Prof. Dr. Jürgen Moltmann hält beim ÖRK in Genf einen Vortrag. Foto: Ivars Kupcis/ÖRK

„Nationalistisch orientierte Machtpolitik hat kein Interesse mehr an der Wahrheit. Unter dem Deckmantel des Friedens führt sie Kriege – in Form einer Mischung aus Wirtschaftssanktionen und Cyber-Kriegen, Fake News und Lügen“, sagte Prof. Dr. Jürgen Moltmann zu Beginn seines öffentlichen Vortrags am Sitz der Hauptverwaltung des Ökumenischen Rates der Kirchen (ÖRK) in Genf am 2. Dezember.

Moltmann, der einer der meistgelesenen Theologinnen und Theologen unserer Zeit ist, sprach über den Geist der Wahrheit (Titel des Vortrags: „The spirit of truth“) im postfaktischen Zeitalter, „in dem es keine objektive Wahrheit mehr gibt, in dem jede Behauptung begründet und belegt werden kann und in dem es nicht mehr möglich ist, Lüge und Wahrheit zu unterscheiden“.

„Wahrheit schafft Vertrauen und Vertrauen schafft Frieden. Und ohne Frieden ist Leben nicht möglich. Beim Kampf um die Wahrheit und gegen die Lüge geht es um Leben und Tod. Es ist ein Kampf um das Überleben der Menschheit“, sagte er.

Der öffentliche Vortrag war Teil einer größeren Veranstaltung zur öffentlichen Vorstellung des neusten Buchs von Moltmann in englischer Sprache, „Hope in These Troubled Times“, das von WCC Publications bzw. in Nordamerika von Westminster John Knox Press herausgegeben wurde.

Das Thema Wahrheit im Wandel betrachtete Moltman in seinem Vortrag unter drei unterschiedlichen Gesichtspunkten – die Objektivität der Wissenschaft, Menschheit und Wahrheit und der von Gott offenbarte Geist der Wahrheit.

Moltmann beschrieb wissenschaftliches Wissen als integralen Bestandteil der wissenschaftlich-technischen Kultur und Zivilisation, die sich weltweit durchgesetzt hätte, und wies darauf hin, dass sich unser „wissenschaftliches Wissen alle zehn Jahr verdoppelt, wir aber keine Macht über diese Kraft haben. Unser Forschungsinstinkt und Forschungsstreben und die Konkurrenz in der Forschung zwingen uns zu Fortschritt. Wir sind zu Fortschritt verdammt!“

Der einzige Ausweg aus diesem selbstzerstörerischen System ist Moltmanns Ansicht nach die Aneignung einer „humanen und ökologischen Weitsichtigkeit und Weisheit, um mit dieser riesengroßen Menge an Wissen auf eine Art und Weise umzugehen, die Leben fördert, und nicht Menschen auf transhumanistische Art und Weise optimiert und die Erde unbewohnbar macht“, erklärte er.

Wahrheit schafft Vertrauen und Vertrauen schafft Freiheit

„Wenn es Freiheit geben soll, muss Vertrauen herrschen.

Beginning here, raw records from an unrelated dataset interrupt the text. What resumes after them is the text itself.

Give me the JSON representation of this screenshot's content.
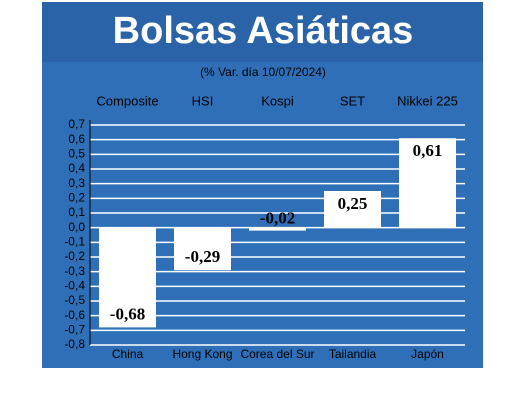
{
  "chart_data": {
    "type": "bar",
    "title": "Bolsas Asiáticas",
    "subtitle": "(% Var. día 10/07/2024)",
    "indices": [
      "Composite",
      "HSI",
      "Kospi",
      "SET",
      "Nikkei 225"
    ],
    "categories": [
      "China",
      "Hong Kong",
      "Corea del Sur",
      "Tailandia",
      "Japón"
    ],
    "values": [
      -0.68,
      -0.29,
      -0.02,
      0.25,
      0.61
    ],
    "value_labels": [
      "-0,68",
      "-0,29",
      "-0,02",
      "0,25",
      "0,61"
    ],
    "color": "#ffffff",
    "ylim": [
      -0.8,
      0.7
    ],
    "yticks": [
      {
        "value": -0.8,
        "label": "-0,8"
      },
      {
        "value": -0.7,
        "label": "-0,7"
      },
      {
        "value": -0.6,
        "label": "-0,6"
      },
      {
        "value": -0.5,
        "label": "-0,5"
      },
      {
        "value": -0.4,
        "label": "-0,4"
      },
      {
        "value": -0.3,
        "label": "-0,3"
      },
      {
        "value": -0.2,
        "label": "-0,2"
      },
      {
        "value": -0.1,
        "label": "-0,1"
      },
      {
        "value": 0,
        "label": "0,0"
      },
      {
        "value": 0.1,
        "label": "0,1"
      },
      {
        "value": 0.2,
        "label": "0,2"
      },
      {
        "value": 0.3,
        "label": "0,3"
      },
      {
        "value": 0.4,
        "label": "0,4"
      },
      {
        "value": 0.5,
        "label": "0,5"
      },
      {
        "value": 0.6,
        "label": "0,6"
      },
      {
        "value": 0.7,
        "label": "0,7"
      }
    ],
    "grid": true
  }
}
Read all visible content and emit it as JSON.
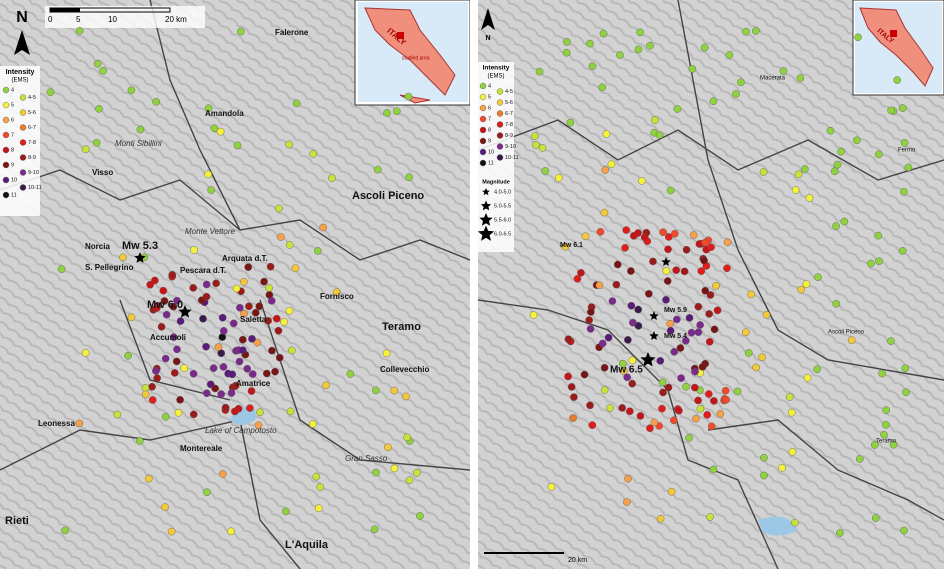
{
  "left_map": {
    "north": "N",
    "scale_bar": [
      "0",
      "5",
      "10",
      "20 km"
    ],
    "legend": {
      "title": "Intensity",
      "subtitle": "(EMS)",
      "classes": [
        "4",
        "4-5",
        "5",
        "5-6",
        "6",
        "6-7",
        "7",
        "7-8",
        "8",
        "8-9",
        "9",
        "9-10",
        "10",
        "10-11",
        "11"
      ]
    },
    "inset": {
      "country": "ITALY",
      "note": "studied area"
    },
    "places": [
      "Falerone",
      "Amandola",
      "Monti Sibillini",
      "Visso",
      "Ascoli Piceno",
      "Monte Vettore",
      "Norcia",
      "S. Pellegrino",
      "Pescara d.T.",
      "Arquata d.T.",
      "Saletta",
      "Fornisco",
      "Accumoli",
      "Teramo",
      "Amatrice",
      "Collevecchio",
      "Leonessa",
      "Lake of Campotosto",
      "Montereale",
      "Gran Sasso",
      "Rieti",
      "L'Aquila"
    ],
    "epicenters": [
      "Mw 5.3",
      "Mw 6.0"
    ]
  },
  "right_map": {
    "north": "N",
    "scale_bar": [
      "20 km"
    ],
    "legend": {
      "title": "Intensity",
      "subtitle": "(EMS)",
      "classes": [
        "4",
        "4-5",
        "5",
        "5-6",
        "6",
        "6-7",
        "7",
        "7-8",
        "8",
        "8-9",
        "9",
        "9-10",
        "10",
        "10-11",
        "11"
      ]
    },
    "magnitude": {
      "title": "Magnitude",
      "classes": [
        "4.0-5.0",
        "5.0-5.5",
        "5.5-6.0",
        "6.0-6.5"
      ]
    },
    "inset": {
      "country": "ITALY"
    },
    "places": [
      "Macerata",
      "Fermo",
      "Ascoli Piceno",
      "Teramo"
    ],
    "epicenters": [
      "Mw 6.1",
      "Mw 5.9",
      "Mw 5.4",
      "Mw 6.5"
    ]
  }
}
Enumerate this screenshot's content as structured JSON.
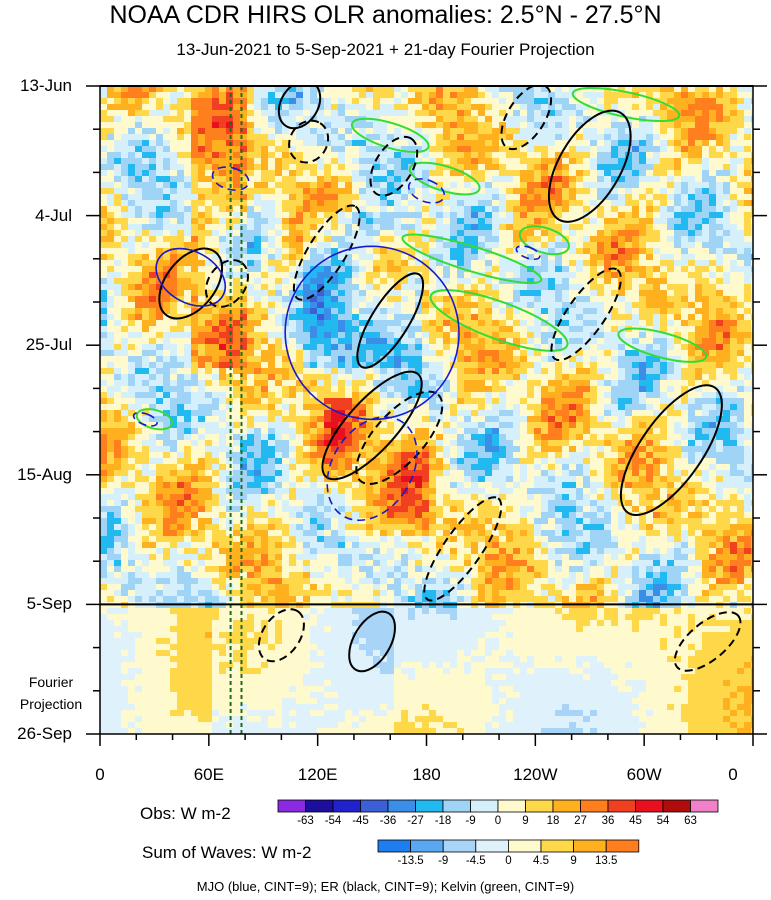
{
  "chart_data": {
    "type": "heatmap",
    "title": "NOAA CDR HIRS OLR anomalies: 2.5°N - 27.5°N",
    "subtitle": "13-Jun-2021 to 5-Sep-2021 + 21-day Fourier Projection",
    "x_ticks": [
      "0",
      "60E",
      "120E",
      "180",
      "120W",
      "60W",
      "0"
    ],
    "x_tick_lon": [
      0,
      60,
      120,
      180,
      240,
      300,
      360
    ],
    "y_ticks": [
      "13-Jun",
      "4-Jul",
      "25-Jul",
      "15-Aug",
      "5-Sep",
      "26-Sep"
    ],
    "y_tick_day": [
      0,
      21,
      42,
      63,
      84,
      105
    ],
    "observation_end_day": 84,
    "projection_label": "Fourier Projection",
    "marker_lines_lon": [
      72,
      78
    ],
    "obs_colorbar": {
      "label": "Obs: W m-2",
      "ticks": [
        "-63",
        "-54",
        "-45",
        "-36",
        "-27",
        "-18",
        "-9",
        "0",
        "9",
        "18",
        "27",
        "36",
        "45",
        "54",
        "63"
      ],
      "colors": [
        "#8a2be2",
        "#1e0e9e",
        "#2222cc",
        "#3b5fd6",
        "#3b8ee8",
        "#22b8f0",
        "#9fd4f7",
        "#d6f0fb",
        "#fffacd",
        "#ffd84a",
        "#ffb01e",
        "#ff7f1e",
        "#f04020",
        "#e8101e",
        "#b00c0c",
        "#f080c8"
      ]
    },
    "waves_colorbar": {
      "label": "Sum of Waves: W m-2",
      "ticks": [
        "-13.5",
        "-9",
        "-4.5",
        "0",
        "4.5",
        "9",
        "13.5"
      ],
      "colors": [
        "#1e7ef0",
        "#5aa8f2",
        "#a8d4f8",
        "#dff2fc",
        "#fffacd",
        "#ffd84a",
        "#ffb01e",
        "#ff7f1e"
      ]
    },
    "contour_legend": "MJO (blue, CINT=9); ER (black, CINT=9); Kelvin (green, CINT=9)",
    "contour_colors": {
      "mjo": "#1a1acc",
      "er": "#000000",
      "kelvin": "#33dd33"
    },
    "mjo_contours": [
      {
        "lon": 50,
        "day": 31,
        "rx": 14,
        "ry": 6,
        "rot": -60,
        "dashed": false
      },
      {
        "lon": 150,
        "day": 40,
        "rx": 48,
        "ry": 14,
        "rot": 30,
        "dashed": false
      },
      {
        "lon": 150,
        "day": 62,
        "rx": 22,
        "ry": 9,
        "rot": 32,
        "dashed": true
      },
      {
        "lon": 72,
        "day": 15,
        "rx": 6,
        "ry": 3,
        "rot": -75,
        "dashed": true
      },
      {
        "lon": 180,
        "day": 17,
        "rx": 6,
        "ry": 3,
        "rot": -70,
        "dashed": true
      },
      {
        "lon": 25,
        "day": 54,
        "rx": 3,
        "ry": 2,
        "rot": -70,
        "dashed": true
      },
      {
        "lon": 236,
        "day": 27,
        "rx": 3,
        "ry": 2,
        "rot": -70,
        "dashed": true
      }
    ],
    "er_contours": [
      {
        "lon": 50,
        "day": 32,
        "rx": 22,
        "ry": 4,
        "rot": -52,
        "dashed": false
      },
      {
        "lon": 70,
        "day": 32,
        "rx": 14,
        "ry": 3,
        "rot": -55,
        "dashed": true
      },
      {
        "lon": 110,
        "day": 3,
        "rx": 14,
        "ry": 3,
        "rot": -58,
        "dashed": false
      },
      {
        "lon": 115,
        "day": 9,
        "rx": 12,
        "ry": 3,
        "rot": -58,
        "dashed": true
      },
      {
        "lon": 162,
        "day": 13,
        "rx": 18,
        "ry": 3,
        "rot": -58,
        "dashed": true
      },
      {
        "lon": 125,
        "day": 27,
        "rx": 30,
        "ry": 3,
        "rot": -58,
        "dashed": true
      },
      {
        "lon": 160,
        "day": 38,
        "rx": 30,
        "ry": 3,
        "rot": -58,
        "dashed": false
      },
      {
        "lon": 150,
        "day": 55,
        "rx": 38,
        "ry": 4,
        "rot": -48,
        "dashed": false
      },
      {
        "lon": 165,
        "day": 57,
        "rx": 32,
        "ry": 4,
        "rot": -48,
        "dashed": true
      },
      {
        "lon": 235,
        "day": 5,
        "rx": 20,
        "ry": 3,
        "rot": -58,
        "dashed": true
      },
      {
        "lon": 270,
        "day": 13,
        "rx": 34,
        "ry": 5,
        "rot": -60,
        "dashed": false
      },
      {
        "lon": 268,
        "day": 37,
        "rx": 30,
        "ry": 3,
        "rot": -55,
        "dashed": true
      },
      {
        "lon": 315,
        "day": 59,
        "rx": 42,
        "ry": 5,
        "rot": -55,
        "dashed": false
      },
      {
        "lon": 200,
        "day": 75,
        "rx": 34,
        "ry": 3,
        "rot": -55,
        "dashed": true
      },
      {
        "lon": 335,
        "day": 90,
        "rx": 22,
        "ry": 3,
        "rot": -40,
        "dashed": true
      },
      {
        "lon": 150,
        "day": 90,
        "rx": 18,
        "ry": 3,
        "rot": -60,
        "dashed": false
      },
      {
        "lon": 100,
        "day": 89,
        "rx": 16,
        "ry": 3,
        "rot": -55,
        "dashed": true
      }
    ],
    "kelvin_contours": [
      {
        "lon": 220,
        "day": 38,
        "rx": 40,
        "ry": 3,
        "rot": 20,
        "dashed": false
      },
      {
        "lon": 205,
        "day": 28,
        "rx": 40,
        "ry": 2,
        "rot": 17,
        "dashed": false
      },
      {
        "lon": 160,
        "day": 8,
        "rx": 22,
        "ry": 2,
        "rot": 17,
        "dashed": false
      },
      {
        "lon": 190,
        "day": 15,
        "rx": 20,
        "ry": 2,
        "rot": 17,
        "dashed": false
      },
      {
        "lon": 245,
        "day": 25,
        "rx": 14,
        "ry": 2,
        "rot": 17,
        "dashed": false
      },
      {
        "lon": 310,
        "day": 42,
        "rx": 25,
        "ry": 2,
        "rot": 15,
        "dashed": false
      },
      {
        "lon": 290,
        "day": 3,
        "rx": 30,
        "ry": 2,
        "rot": 12,
        "dashed": false
      },
      {
        "lon": 30,
        "day": 54,
        "rx": 10,
        "ry": 1.5,
        "rot": 15,
        "dashed": false
      }
    ]
  }
}
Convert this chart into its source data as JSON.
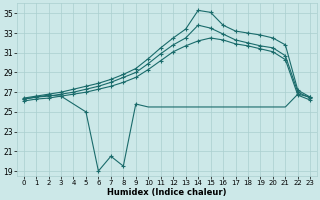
{
  "xlabel": "Humidex (Indice chaleur)",
  "bg_color": "#cce8e8",
  "line_color": "#1a6b6b",
  "grid_color": "#aacfcf",
  "xlim": [
    -0.5,
    23.5
  ],
  "ylim": [
    18.5,
    36.0
  ],
  "yticks": [
    19,
    21,
    23,
    25,
    27,
    29,
    31,
    33,
    35
  ],
  "xticks": [
    0,
    1,
    2,
    3,
    4,
    5,
    6,
    7,
    8,
    9,
    10,
    11,
    12,
    13,
    14,
    15,
    16,
    17,
    18,
    19,
    20,
    21,
    22,
    23
  ],
  "s1x": [
    0,
    1,
    2,
    3,
    4,
    5,
    6,
    7,
    8,
    9,
    10,
    11,
    12,
    13,
    14,
    15,
    16,
    17,
    18,
    19,
    20,
    21,
    22,
    23
  ],
  "s1y": [
    26.4,
    26.6,
    26.8,
    27.0,
    27.3,
    27.6,
    27.9,
    28.3,
    28.8,
    29.4,
    30.4,
    31.5,
    32.5,
    33.4,
    35.3,
    35.1,
    33.8,
    33.2,
    33.0,
    32.8,
    32.5,
    31.8,
    27.2,
    26.5
  ],
  "s2x": [
    0,
    1,
    2,
    3,
    4,
    5,
    6,
    7,
    8,
    9,
    10,
    11,
    12,
    13,
    14,
    15,
    16,
    17,
    18,
    19,
    20,
    21,
    22,
    23
  ],
  "s2y": [
    26.3,
    26.5,
    26.6,
    26.8,
    27.0,
    27.3,
    27.6,
    28.0,
    28.5,
    29.0,
    29.9,
    30.9,
    31.8,
    32.5,
    33.8,
    33.5,
    32.9,
    32.3,
    32.0,
    31.7,
    31.5,
    30.7,
    27.0,
    26.4
  ],
  "s3x": [
    0,
    1,
    2,
    3,
    4,
    5,
    6,
    7,
    8,
    9,
    10,
    11,
    12,
    13,
    14,
    15,
    16,
    17,
    18,
    19,
    20,
    21,
    22,
    23
  ],
  "s3y": [
    26.1,
    26.3,
    26.4,
    26.6,
    26.8,
    27.0,
    27.3,
    27.6,
    28.0,
    28.5,
    29.3,
    30.2,
    31.1,
    31.7,
    32.2,
    32.5,
    32.3,
    31.9,
    31.7,
    31.4,
    31.1,
    30.3,
    26.7,
    26.2
  ],
  "s4x": [
    0,
    1,
    2,
    3,
    5,
    6,
    7,
    8,
    9,
    10,
    11,
    12,
    13,
    14,
    15,
    16,
    17,
    18,
    19,
    20,
    21,
    22,
    23
  ],
  "s4y": [
    26.3,
    26.5,
    26.7,
    26.6,
    25.0,
    19.0,
    20.5,
    19.5,
    25.8,
    25.5,
    25.5,
    25.5,
    25.5,
    25.5,
    25.5,
    25.5,
    25.5,
    25.5,
    25.5,
    25.5,
    25.5,
    26.8,
    26.5
  ],
  "s4_marker_x": [
    0,
    1,
    2,
    3,
    5,
    6,
    7,
    8,
    9,
    22,
    23
  ],
  "s4_marker_y": [
    26.3,
    26.5,
    26.7,
    26.6,
    25.0,
    19.0,
    20.5,
    19.5,
    25.8,
    26.8,
    26.5
  ]
}
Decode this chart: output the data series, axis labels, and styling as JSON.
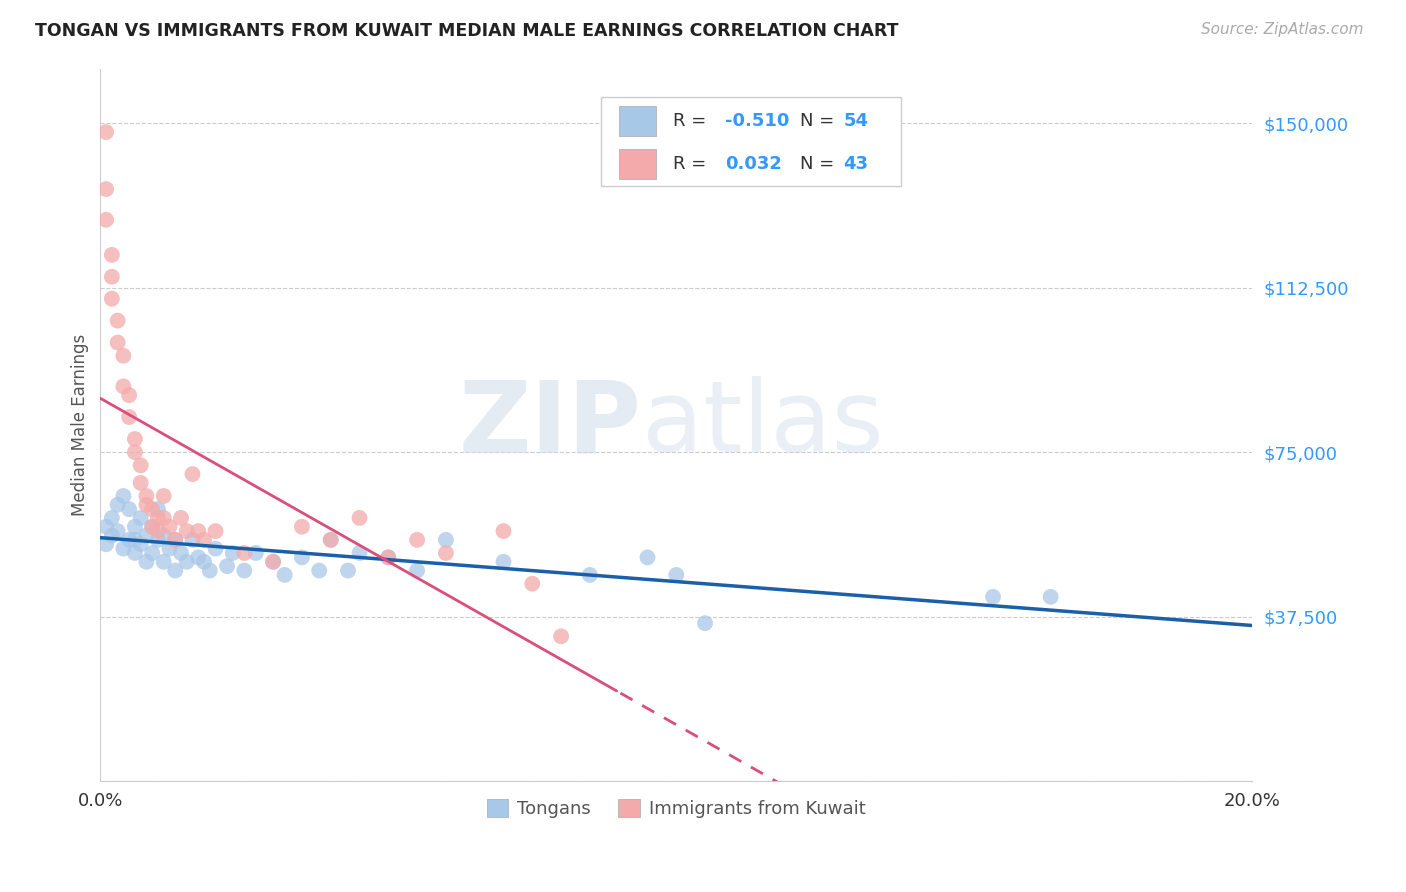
{
  "title": "TONGAN VS IMMIGRANTS FROM KUWAIT MEDIAN MALE EARNINGS CORRELATION CHART",
  "source": "Source: ZipAtlas.com",
  "ylabel": "Median Male Earnings",
  "xlim": [
    0.0,
    0.2
  ],
  "ylim": [
    0,
    162500
  ],
  "yticks": [
    0,
    37500,
    75000,
    112500,
    150000
  ],
  "ytick_labels": [
    "",
    "$37,500",
    "$75,000",
    "$112,500",
    "$150,000"
  ],
  "xticks": [
    0.0,
    0.05,
    0.1,
    0.15,
    0.2
  ],
  "xtick_labels": [
    "0.0%",
    "",
    "",
    "",
    "20.0%"
  ],
  "legend_r_blue": "-0.510",
  "legend_n_blue": "54",
  "legend_r_pink": "0.032",
  "legend_n_pink": "43",
  "legend_label_blue": "Tongans",
  "legend_label_pink": "Immigrants from Kuwait",
  "blue_color": "#a8c8e8",
  "pink_color": "#f4aaaa",
  "line_blue": "#1a5fa8",
  "line_pink": "#d94f7a",
  "watermark_zip": "ZIP",
  "watermark_atlas": "atlas",
  "blue_x": [
    0.001,
    0.001,
    0.002,
    0.002,
    0.003,
    0.003,
    0.004,
    0.004,
    0.005,
    0.005,
    0.006,
    0.006,
    0.006,
    0.007,
    0.007,
    0.008,
    0.008,
    0.009,
    0.009,
    0.01,
    0.01,
    0.011,
    0.011,
    0.012,
    0.013,
    0.013,
    0.014,
    0.015,
    0.016,
    0.017,
    0.018,
    0.019,
    0.02,
    0.022,
    0.023,
    0.025,
    0.027,
    0.03,
    0.032,
    0.035,
    0.038,
    0.04,
    0.043,
    0.045,
    0.05,
    0.055,
    0.06,
    0.07,
    0.085,
    0.095,
    0.1,
    0.105,
    0.155,
    0.165
  ],
  "blue_y": [
    58000,
    54000,
    60000,
    56000,
    63000,
    57000,
    65000,
    53000,
    62000,
    55000,
    58000,
    52000,
    55000,
    60000,
    54000,
    56000,
    50000,
    58000,
    52000,
    62000,
    55000,
    56000,
    50000,
    53000,
    55000,
    48000,
    52000,
    50000,
    55000,
    51000,
    50000,
    48000,
    53000,
    49000,
    52000,
    48000,
    52000,
    50000,
    47000,
    51000,
    48000,
    55000,
    48000,
    52000,
    51000,
    48000,
    55000,
    50000,
    47000,
    51000,
    47000,
    36000,
    42000,
    42000
  ],
  "pink_x": [
    0.001,
    0.001,
    0.001,
    0.002,
    0.002,
    0.002,
    0.003,
    0.003,
    0.004,
    0.004,
    0.005,
    0.005,
    0.006,
    0.006,
    0.007,
    0.007,
    0.008,
    0.008,
    0.009,
    0.009,
    0.01,
    0.01,
    0.011,
    0.011,
    0.012,
    0.013,
    0.014,
    0.015,
    0.016,
    0.017,
    0.018,
    0.02,
    0.025,
    0.03,
    0.035,
    0.04,
    0.045,
    0.05,
    0.055,
    0.06,
    0.07,
    0.075,
    0.08
  ],
  "pink_y": [
    148000,
    135000,
    128000,
    120000,
    115000,
    110000,
    105000,
    100000,
    97000,
    90000,
    88000,
    83000,
    78000,
    75000,
    72000,
    68000,
    65000,
    63000,
    58000,
    62000,
    60000,
    57000,
    65000,
    60000,
    58000,
    55000,
    60000,
    57000,
    70000,
    57000,
    55000,
    57000,
    52000,
    50000,
    58000,
    55000,
    60000,
    51000,
    55000,
    52000,
    57000,
    45000,
    33000
  ]
}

Das gesellschaftliche Zusammenleben von freien Menschen ist immer ein komplexes Geflecht von Versprechungen und Verlässlichkeit. Und Verlässlichkeit und Treue sind Erkennungsmerkmale für die Wahrhaftigkeit einer Person. In diesem Sinne ist ‚Persönlichkeit‘ Wahrheit“, bekräftigte er.

„Wir wissen mehr als für das Überleben der Menschheit notwendig ist, und wollen mehr als das wissen.“ Für Moltmann muss eine solche nicht aufhaltbare Suche nach Wahrheit aus dem Wissen heraus unternommen werden, dass „uns das Geheimnis menschlicher Wahrheit gegeben ist in unseren wahrheitsliebenden Geist und unsere ehrlichen und aufrichtigen Herzen. Das Geheimnis der göttlichen – das heißt der reinen – ganzen Wahrheit muss uns ‚offenbart‘ werden.“

„Im Glauben werden wir ergriffen von der Selbstoffenbarung der ewigen Wahrheit und dann treibt uns der Geist der Wahrheit in unserer Suche nach Wahrheit und unserem Streben nach Frieden voran.“

Zum Abschluss seines Vortrags erinnerte Moltmann, der ein führender Kopf und Vordenker der christlichen Theologie, der politischen und ökologischen Theologie und der Theologie der Hoffnung ist, an die Worte aus Psalm 36,10: „In deinem Lichte sehen wir das Licht“ der Wahrheit.

ÖRK-Generalsekretär Pastor Dr. Olav Fykse Tveit dankte Moltmann für seinen Vortrag und die vielen Fragen, die er darin angesprochen habe: „Sie haben uns die Gelegenheit gegeben, uns mit einer wirklich tiefschürfenden Frage menschlichen Lebens und des Lebens mit Gott und miteinander auseinanderzusetzen.“

„Durch die Art und Weise, wie Sie dieses vieldimensionale Thema hier erörtert haben, haben Sie uns dazu gebracht, uns wirklich Gedanken über uns selbst zu machen. Sie analysieren das Thema nicht nur aus theologischer und philosophischer, sondern auch aus politischer Perspektive und helfen uns damit, uns diese Fragen auch selbst zu stellen“, führte Tveit aus.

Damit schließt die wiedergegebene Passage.